Aquí todavía no comenzamos con esa tradición, todavía no terminamos de asentarnos, mi hermanocuñado hace guardias médicas en el hospital, a Paola no le gustan los juegos de mesa, los amigos todavía no se acostumbran a llegar…

Así que en silencio porque Alex toma en este momento su clase de guitarra, con mis perros echados a un lado como siempre y como siempre a punto de lanzar el aullido en cuanto me mueva porque se meten entre las  patas del sillón, en medio de un espacio que ya quiere ser taller me siento a hacer lo que desde que recuerdo hacía cuando estaba sola: escribir. No tengo modo de saber cuántas páginas he escrito en mi vida. Muchas. No las tengo, desde luego. La idea es vaciarme, dejar de ser contenedora de tantísima cosa para que se me pueda llenar otra vez la jicarita. Es un reflejo, escribir. Lo hacía sentada en un columpio y cuando tenía la necesidad muy imperiosa y no llevaba cuadernos, recogía en el parque algún pedazo de cartón y escribía con una ramita. Así es el exorcismo que me hacía para curarme un poco. A veces era mucha la emoción por estar contemplando un atardecer y por recibir en las mejillas un aire indescriptible. A veces era por esa soledad con que nacemos y constantemente descubrimos. A veces era por la rabia de tenerme que poner con la vida como con Sansón a las patadas.

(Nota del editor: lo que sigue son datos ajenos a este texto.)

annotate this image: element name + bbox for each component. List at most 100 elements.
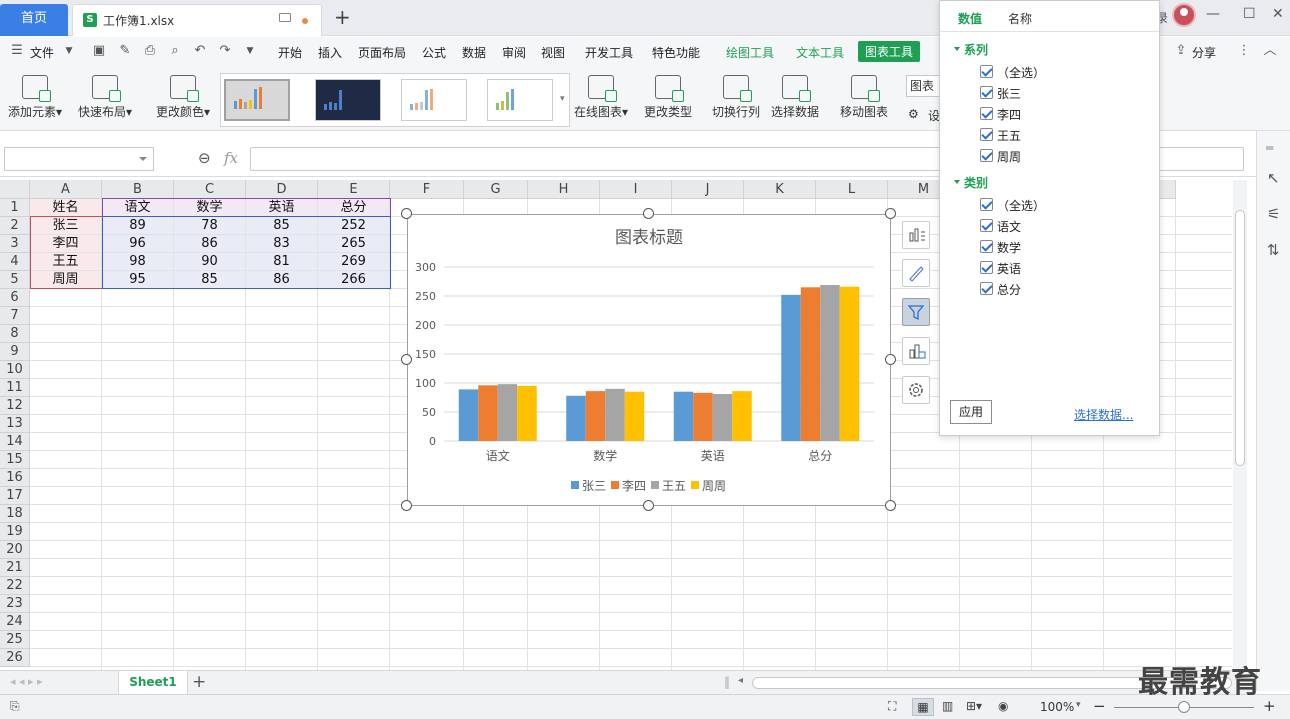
series-item-checkbox[interactable] — [980, 86, 993, 99]
move-chart-button[interactable]: 移动图表 — [840, 75, 888, 120]
row-header-23[interactable]: 23 — [0, 595, 30, 613]
series-item-checkbox[interactable] — [980, 107, 993, 120]
row-header-1[interactable]: 1 — [0, 199, 30, 217]
zoom-out-icon[interactable]: − — [1093, 697, 1106, 715]
chart-settings-tool[interactable] — [902, 376, 930, 404]
cell-a1[interactable]: 姓名 — [30, 199, 101, 216]
category-item-checkbox[interactable] — [980, 240, 993, 253]
menu-data[interactable]: 数据 — [462, 44, 486, 61]
column-header-c[interactable]: C — [174, 180, 246, 199]
maximize-icon[interactable]: ☐ — [1243, 6, 1256, 22]
transform-icon[interactable]: ⇅ — [1267, 241, 1280, 259]
resize-handle[interactable] — [401, 500, 412, 511]
close-icon[interactable]: ✕ — [1272, 6, 1284, 22]
category-item-checkbox[interactable] — [980, 261, 993, 274]
row-header-5[interactable]: 5 — [0, 271, 30, 289]
add-element-button[interactable]: 添加元素▾ — [8, 75, 62, 120]
column-header-f[interactable]: F — [390, 180, 464, 199]
undo-icon[interactable]: ↶ — [193, 44, 207, 58]
gallery-scroll-icon[interactable]: ▾ — [560, 94, 565, 104]
column-header-e[interactable]: E — [318, 180, 390, 199]
row-header-16[interactable]: 16 — [0, 469, 30, 487]
column-header-b[interactable]: B — [102, 180, 174, 199]
fx-icon[interactable]: fx — [224, 149, 238, 167]
file-tab[interactable]: S 工作簿1.xlsx — [72, 4, 322, 36]
page-layout-icon[interactable]: ▥ — [942, 699, 953, 713]
chart-style-2[interactable] — [315, 79, 381, 121]
zoom-dropdown-icon[interactable]: ▾ — [1076, 700, 1081, 710]
resize-handle[interactable] — [885, 500, 896, 511]
row-header-9[interactable]: 9 — [0, 343, 30, 361]
row-header-8[interactable]: 8 — [0, 325, 30, 343]
row-header-7[interactable]: 7 — [0, 307, 30, 325]
switch-row-col-button[interactable]: 切换行列 — [712, 75, 760, 120]
column-header-l[interactable]: L — [816, 180, 888, 199]
share-icon[interactable]: ⇪ — [1174, 44, 1188, 58]
resize-handle[interactable] — [401, 208, 412, 219]
apply-button[interactable]: 应用 — [950, 400, 992, 424]
add-sheet-button[interactable]: + — [192, 672, 206, 692]
column-header-g[interactable]: G — [464, 180, 528, 199]
category-item-checkbox[interactable] — [980, 282, 993, 295]
resize-handle[interactable] — [885, 208, 896, 219]
normal-view-icon[interactable]: ▦ — [912, 698, 934, 716]
row-header-14[interactable]: 14 — [0, 433, 30, 451]
zoom-in-icon[interactable]: + — [1263, 697, 1276, 715]
series-item-label[interactable]: （全选） — [997, 64, 1045, 81]
row-header-4[interactable]: 4 — [0, 253, 30, 271]
collapse-ribbon-icon[interactable]: ︿ — [1263, 44, 1277, 58]
macro-icon[interactable]: ⎘ — [10, 699, 20, 714]
row-header-3[interactable]: 3 — [0, 235, 30, 253]
new-tab-button[interactable]: + — [334, 7, 351, 27]
tab-names[interactable]: 名称 — [1008, 10, 1032, 27]
more-quick-icon[interactable]: ▼ — [243, 44, 257, 58]
resize-handle[interactable] — [643, 500, 654, 511]
menu-chart-tools[interactable]: 图表工具 — [858, 41, 921, 62]
column-header-j[interactable]: J — [672, 180, 744, 199]
quick-layout-button[interactable]: 快速布局▾ — [78, 75, 132, 120]
row-header-20[interactable]: 20 — [0, 541, 30, 559]
column-header-k[interactable]: K — [744, 180, 816, 199]
avatar[interactable] — [1172, 3, 1196, 27]
row-header-13[interactable]: 13 — [0, 415, 30, 433]
category-item-label[interactable]: 总分 — [997, 281, 1021, 298]
select-data-link[interactable]: 选择数据... — [1074, 406, 1133, 423]
row-header-26[interactable]: 26 — [0, 649, 30, 667]
page-break-icon[interactable]: ⊞▾ — [966, 699, 982, 713]
series-item-checkbox[interactable] — [980, 128, 993, 141]
chart-area[interactable]: 图表标题 300 250 200 150 100 50 0 语文 数学 英语 总分 张三 李四 王五 周周 — [407, 214, 891, 506]
menu-page-layout[interactable]: 页面布局 — [358, 44, 406, 61]
save-icon[interactable]: ▣ — [92, 44, 106, 58]
chart-filter-tool[interactable] — [902, 298, 930, 326]
chart-style-3[interactable] — [401, 79, 467, 121]
file-menu[interactable]: 文件 — [30, 44, 54, 61]
chevron-down-icon[interactable]: ▼ — [62, 44, 76, 58]
menu-start[interactable]: 开始 — [278, 44, 302, 61]
name-box[interactable] — [4, 147, 154, 171]
category-item-checkbox[interactable] — [980, 198, 993, 211]
home-tab[interactable]: 首页 — [0, 4, 68, 36]
zoom-level[interactable]: 100% — [1040, 700, 1074, 714]
zoom-slider-thumb[interactable] — [1178, 701, 1190, 713]
category-item-label[interactable]: 数学 — [997, 239, 1021, 256]
series-item-label[interactable]: 张三 — [997, 85, 1021, 102]
menu-insert[interactable]: 插入 — [318, 44, 342, 61]
sheet-tab[interactable]: Sheet1 — [118, 671, 188, 695]
row-header-24[interactable]: 24 — [0, 613, 30, 631]
hamburger-icon[interactable]: ☰ — [10, 44, 24, 58]
chart-style-1[interactable] — [224, 79, 290, 121]
monitor-icon[interactable] — [279, 13, 291, 22]
category-item-label[interactable]: 英语 — [997, 260, 1021, 277]
row-header-6[interactable]: 6 — [0, 289, 30, 307]
row-header-25[interactable]: 25 — [0, 631, 30, 649]
adjust-icon[interactable]: ⚟ — [1267, 205, 1280, 223]
series-item-label[interactable]: 李四 — [997, 106, 1021, 123]
category-section-label[interactable]: 类别 — [954, 174, 988, 191]
row-header-19[interactable]: 19 — [0, 523, 30, 541]
resize-handle[interactable] — [643, 208, 654, 219]
column-header-a[interactable]: A — [30, 180, 102, 199]
series-item-checkbox[interactable] — [980, 149, 993, 162]
pointer-icon[interactable]: ↖ — [1267, 169, 1280, 187]
menu-view[interactable]: 视图 — [541, 44, 565, 61]
menu-developer[interactable]: 开发工具 — [585, 44, 633, 61]
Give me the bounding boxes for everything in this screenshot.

Pero siempre estuvieron, es como si salieran de mis dedos, pequeñas, danzarinas mis letras. No niego que puedan parecer hormigas: a veces semejan una línea interminable y si las toco me pican. Escuecen, lastiman. Pero como cualquier ronchita, al rato se apaciguan. No hay que hacerles tanto caso, supongo. Hay que dejar las letras en cualquier papel y olvidarlas. Cuando volvemos a ellas nos traen de nuevo toda su amargura, aunque también a veces encontramos pequeñas o grandes alegrías olvidadas. Claro, siempre olvidamos a las alegrías. Como si no fueran soles, como si no gorjearan. Entoces es cuando vale repasar las líneas negras, con suerte y encontramos mariposas en lugar de hormigas. O hasta besos.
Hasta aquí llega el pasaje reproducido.